Tunis: Up to 6,000 people a day have fled Libya into neighboring Tunisia this week, the Tunisian foreign minister has said, the biggest influx since Libya's 2011 civil war in a sign of the spiraling turmoil as rival militias battle over control of the airport in the capital Tripoli.
The weeks-long fighting is the worst violence seen in the Libyan capital since the war. Nearly 100 people have been killed, 400 others wounded, and much of the airport has been destroyed.
A giant fire has been raging the past three days after shelling hit airport oil depots, forcing nearby residents to evacuate, with firefighters largely unable to put it down because of clashes.
Many diplomats, including the US ambassador, have pulled out of the country. With the interim government paralysed, the fighting threatens the planned opening session of the newly elected parliament on Aug 4.
The violence is the latest chaos in a country where the central government, military and security forces have had no control since the ouster of Moammar Gadhafi in the 2011 civil war.
Instead, rival militias have filled the void, all with varying loyalties to local commanders, some with Islamist ideologies, while on the political front Islamist politicians and their opponents have wrangled for control of the government.
Tunisian Foreign Minister Monji Hamdi did not give a full figure for the number of Libyans who have entered the country in recent days, but said they were coming at a rate of 5,000 to 6,000 a day and that the rate was increasing.

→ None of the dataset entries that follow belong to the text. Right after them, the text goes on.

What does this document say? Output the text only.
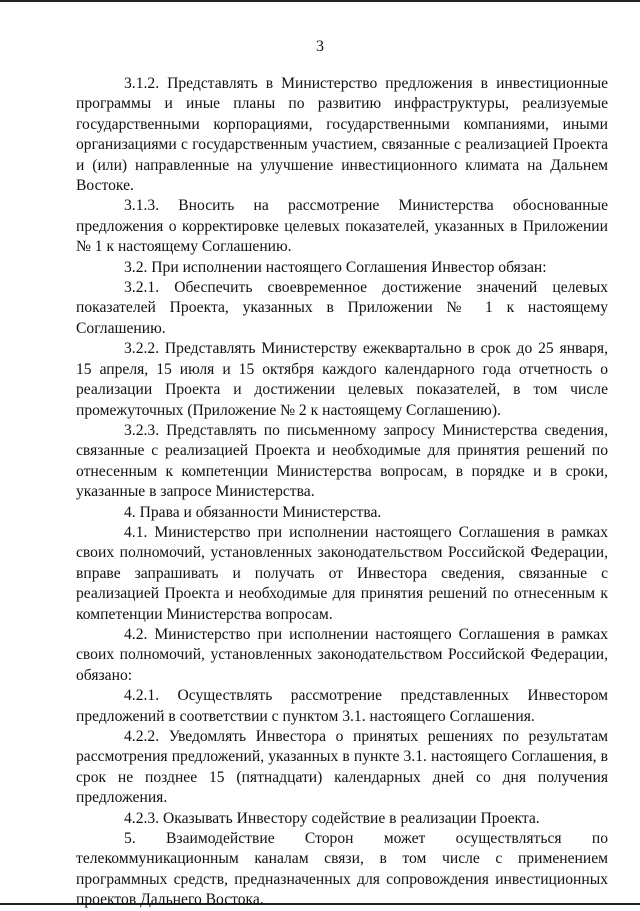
3

3.1.2. Представлять в Министерство предложения в инвестиционные программы и иные планы по развитию инфраструктуры, реализуемые государственными корпорациями, государственными компаниями, иными организациями с государственным участием, связанные с реализацией Проекта и (или) направленные на улучшение инвестиционного климата на Дальнем Востоке.

3.1.3. Вносить на рассмотрение Министерства обоснованные предложения о корректировке целевых показателей, указанных в Приложении № 1 к настоящему Соглашению.

3.2. При исполнении настоящего Соглашения Инвестор обязан:

3.2.1. Обеспечить своевременное достижение значений целевых показателей Проекта, указанных в Приложении № 1 к настоящему Соглашению.

3.2.2. Представлять Министерству ежеквартально в срок до 25 января, 15 апреля, 15 июля и 15 октября каждого календарного года отчетность о реализации Проекта и достижении целевых показателей, в том числе промежуточных (Приложение № 2 к настоящему Соглашению).

3.2.3. Представлять по письменному запросу Министерства сведения, связанные с реализацией Проекта и необходимые для принятия решений по отнесенным к компетенции Министерства вопросам, в порядке и в сроки, указанные в запросе Министерства.

4. Права и обязанности Министерства.

4.1. Министерство при исполнении настоящего Соглашения в рамках своих полномочий, установленных законодательством Российской Федерации, вправе запрашивать и получать от Инвестора сведения, связанные с реализацией Проекта и необходимые для принятия решений по отнесенным к компетенции Министерства вопросам.

4.2. Министерство при исполнении настоящего Соглашения в рамках своих полномочий, установленных законодательством Российской Федерации, обязано:

4.2.1. Осуществлять рассмотрение представленных Инвестором предложений в соответствии с пунктом 3.1. настоящего Соглашения.

4.2.2. Уведомлять Инвестора о принятых решениях по результатам рассмотрения предложений, указанных в пункте 3.1. настоящего Соглашения, в срок не позднее 15 (пятнадцати) календарных дней со дня получения предложения.

4.2.3. Оказывать Инвестору содействие в реализации Проекта.

5. Взаимодействие Сторон может осуществляться по телекоммуникационным каналам связи, в том числе с применением программных средств, предназначенных для сопровождения инвестиционных проектов Дальнего Востока.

He said Tunisia cannot absorb large numbers of refugees and warned his government could close the border.
"Our absolute priority is the security and stability of Tunisia and we will close the border if necessary," he told reporters in Tunis.

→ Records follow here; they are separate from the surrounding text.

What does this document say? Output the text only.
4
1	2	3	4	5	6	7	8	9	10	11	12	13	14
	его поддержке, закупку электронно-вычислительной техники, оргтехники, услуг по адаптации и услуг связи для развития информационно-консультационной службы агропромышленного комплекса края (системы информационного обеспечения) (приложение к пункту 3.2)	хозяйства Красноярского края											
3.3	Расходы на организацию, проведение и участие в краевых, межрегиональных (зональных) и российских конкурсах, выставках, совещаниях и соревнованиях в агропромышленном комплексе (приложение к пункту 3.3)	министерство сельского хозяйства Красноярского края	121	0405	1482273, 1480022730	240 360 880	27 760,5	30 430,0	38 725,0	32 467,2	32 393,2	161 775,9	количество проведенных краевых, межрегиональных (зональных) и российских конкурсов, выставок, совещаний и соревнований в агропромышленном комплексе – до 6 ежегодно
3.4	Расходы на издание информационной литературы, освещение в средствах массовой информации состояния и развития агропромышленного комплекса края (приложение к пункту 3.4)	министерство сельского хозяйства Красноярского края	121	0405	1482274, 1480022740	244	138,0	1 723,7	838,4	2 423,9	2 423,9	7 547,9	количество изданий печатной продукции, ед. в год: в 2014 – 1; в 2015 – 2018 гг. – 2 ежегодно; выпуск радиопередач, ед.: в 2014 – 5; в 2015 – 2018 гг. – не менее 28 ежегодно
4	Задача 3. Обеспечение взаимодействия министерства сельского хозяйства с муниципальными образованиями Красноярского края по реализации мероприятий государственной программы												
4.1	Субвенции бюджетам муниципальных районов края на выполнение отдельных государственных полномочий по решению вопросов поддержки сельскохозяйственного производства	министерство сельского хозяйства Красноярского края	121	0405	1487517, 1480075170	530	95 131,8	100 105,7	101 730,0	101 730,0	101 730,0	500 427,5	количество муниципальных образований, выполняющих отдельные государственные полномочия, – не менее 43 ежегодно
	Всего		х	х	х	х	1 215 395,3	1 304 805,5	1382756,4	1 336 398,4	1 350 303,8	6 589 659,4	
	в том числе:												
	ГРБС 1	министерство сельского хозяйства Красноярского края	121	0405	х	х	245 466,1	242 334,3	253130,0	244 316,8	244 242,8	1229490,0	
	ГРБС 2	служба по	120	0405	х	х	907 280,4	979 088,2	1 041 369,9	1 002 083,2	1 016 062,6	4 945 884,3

In the Tripoli fighting, Islamist-led militias mainly from the city of Misrata are trying to wrest control of the airport from a rival militia, originally from the mountain town of Zintan.
As the airport fighting has raged, deadly clashes continued non-stop in the eastern city of Benghazi, where Islamic militants handed a defeat to a renegade army general, Khalifa Hifter, who for months has been waging a campaign to stamp out militants.